In Omaha, she has twice worked at Jun Kaneko’s studio (most recently in 2006 as a painting assistant). Of the celebrated artist, she says, “We had a good connection. He’s very quiet, polite, observant, receptive. He was very trusting of me. Like when I did some mixing of colors, pigments—he trusted my instincts. I’m not a ceramicist, but I felt in my natural element.”

She feels at home in Omaha, where she says, “The connections I’ve made are so important.” The same for her day job at Alley Poyner Macchietto, where she curates art shows. She admires the local art-culture scene.

“I feel the creative community in Omaha is very supportive rather than super competitive. The friends I’ve made here are very authentic, genuine, and loyal.”

She enjoys what the Bemis and Joslyn offer as well as how “smaller, contemporary, progressive galleries like Project Project and Darger HQ are pushing the envelope. I’m a huge fan of Garden of the Zodiac. 1516 Gallery is just gorgeous.”
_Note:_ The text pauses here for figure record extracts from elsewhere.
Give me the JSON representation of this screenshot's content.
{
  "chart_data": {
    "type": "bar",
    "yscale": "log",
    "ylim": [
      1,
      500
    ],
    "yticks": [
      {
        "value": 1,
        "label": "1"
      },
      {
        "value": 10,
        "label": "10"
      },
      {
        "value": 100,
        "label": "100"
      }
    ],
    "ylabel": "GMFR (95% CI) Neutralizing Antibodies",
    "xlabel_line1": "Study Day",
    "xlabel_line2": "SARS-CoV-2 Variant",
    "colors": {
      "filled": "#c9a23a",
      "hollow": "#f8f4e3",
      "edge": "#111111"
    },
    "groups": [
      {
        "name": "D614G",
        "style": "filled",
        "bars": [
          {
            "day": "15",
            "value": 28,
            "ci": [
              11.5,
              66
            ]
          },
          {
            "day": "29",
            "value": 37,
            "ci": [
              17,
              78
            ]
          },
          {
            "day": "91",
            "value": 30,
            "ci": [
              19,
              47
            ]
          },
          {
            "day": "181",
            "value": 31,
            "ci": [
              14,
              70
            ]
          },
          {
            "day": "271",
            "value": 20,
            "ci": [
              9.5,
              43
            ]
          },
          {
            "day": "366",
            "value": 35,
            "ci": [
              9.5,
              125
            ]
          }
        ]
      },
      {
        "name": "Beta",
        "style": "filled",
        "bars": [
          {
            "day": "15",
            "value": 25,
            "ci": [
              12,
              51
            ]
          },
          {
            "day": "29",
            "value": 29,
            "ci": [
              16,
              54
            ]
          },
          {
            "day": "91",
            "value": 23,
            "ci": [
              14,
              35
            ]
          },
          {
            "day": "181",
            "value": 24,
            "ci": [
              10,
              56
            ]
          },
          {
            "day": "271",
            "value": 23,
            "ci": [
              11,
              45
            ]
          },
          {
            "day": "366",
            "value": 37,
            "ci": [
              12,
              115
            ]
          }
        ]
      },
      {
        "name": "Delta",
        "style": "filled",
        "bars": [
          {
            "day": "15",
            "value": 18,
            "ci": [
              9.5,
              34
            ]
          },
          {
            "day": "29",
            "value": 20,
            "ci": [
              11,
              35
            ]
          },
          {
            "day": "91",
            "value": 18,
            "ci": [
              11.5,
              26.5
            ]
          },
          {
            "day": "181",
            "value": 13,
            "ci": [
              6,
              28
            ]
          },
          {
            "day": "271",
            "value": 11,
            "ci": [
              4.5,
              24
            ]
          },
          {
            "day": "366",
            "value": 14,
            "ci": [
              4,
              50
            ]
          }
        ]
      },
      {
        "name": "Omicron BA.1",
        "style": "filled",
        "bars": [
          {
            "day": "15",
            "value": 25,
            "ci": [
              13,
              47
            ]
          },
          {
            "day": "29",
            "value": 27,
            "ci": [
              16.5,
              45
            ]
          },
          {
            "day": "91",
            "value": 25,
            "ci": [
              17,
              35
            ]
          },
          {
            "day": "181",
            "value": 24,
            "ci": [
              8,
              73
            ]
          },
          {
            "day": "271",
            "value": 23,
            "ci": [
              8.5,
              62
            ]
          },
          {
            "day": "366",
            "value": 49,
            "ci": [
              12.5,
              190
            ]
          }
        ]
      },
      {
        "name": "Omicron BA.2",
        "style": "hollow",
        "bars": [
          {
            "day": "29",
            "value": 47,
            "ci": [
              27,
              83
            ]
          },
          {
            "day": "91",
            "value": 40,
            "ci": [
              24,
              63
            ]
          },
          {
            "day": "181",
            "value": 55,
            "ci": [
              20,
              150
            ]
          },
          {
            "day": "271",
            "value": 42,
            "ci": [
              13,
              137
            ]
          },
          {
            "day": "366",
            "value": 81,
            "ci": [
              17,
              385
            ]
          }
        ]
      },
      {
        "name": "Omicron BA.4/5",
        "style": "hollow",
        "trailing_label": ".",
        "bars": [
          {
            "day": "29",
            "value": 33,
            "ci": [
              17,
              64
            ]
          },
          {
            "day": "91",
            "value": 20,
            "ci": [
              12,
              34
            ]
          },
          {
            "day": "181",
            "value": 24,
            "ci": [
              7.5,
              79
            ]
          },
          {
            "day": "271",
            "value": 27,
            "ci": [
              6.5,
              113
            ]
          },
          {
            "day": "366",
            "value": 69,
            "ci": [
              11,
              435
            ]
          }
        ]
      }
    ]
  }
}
In the spring of 2016, Petshop Gallery in Benson exhibited her portraiture work. She regularly shows in the Bemis Benefit Art Auction and had a piece in the October 28 show (she described the colorful abstract portrait as “a little mysterious looking”).

Blayney also contributed to the Old Market Art Project; hers was one of 37 banners selected (from nearly 300 submissions) to be displayed outside the Mercer Building as renovations followed the M’s Pub fire.

“It’s an abstract painting that took forever,” she says. “There’s a lot going on in it. Finally, it just came together. I collaborated with another artist in the process of painting it, and then I finished it.”

She sees many opportunities for local artists in Omaha, but there is room for improvement, too. “There’s definitely room to grow—I’d like to see even more galleries because there’s so much talent here,” she says.

Going into the fall, several commission projects were “consuming” Blayney’s time. Her projects come from anywhere and everywhere. “Lately, it’s been more people coming to me and asking either for a portrait of themselves or of a family member. I can be surprised. I’ve given my card to someone and then a year later gotten a commission. It’s unpredictable.”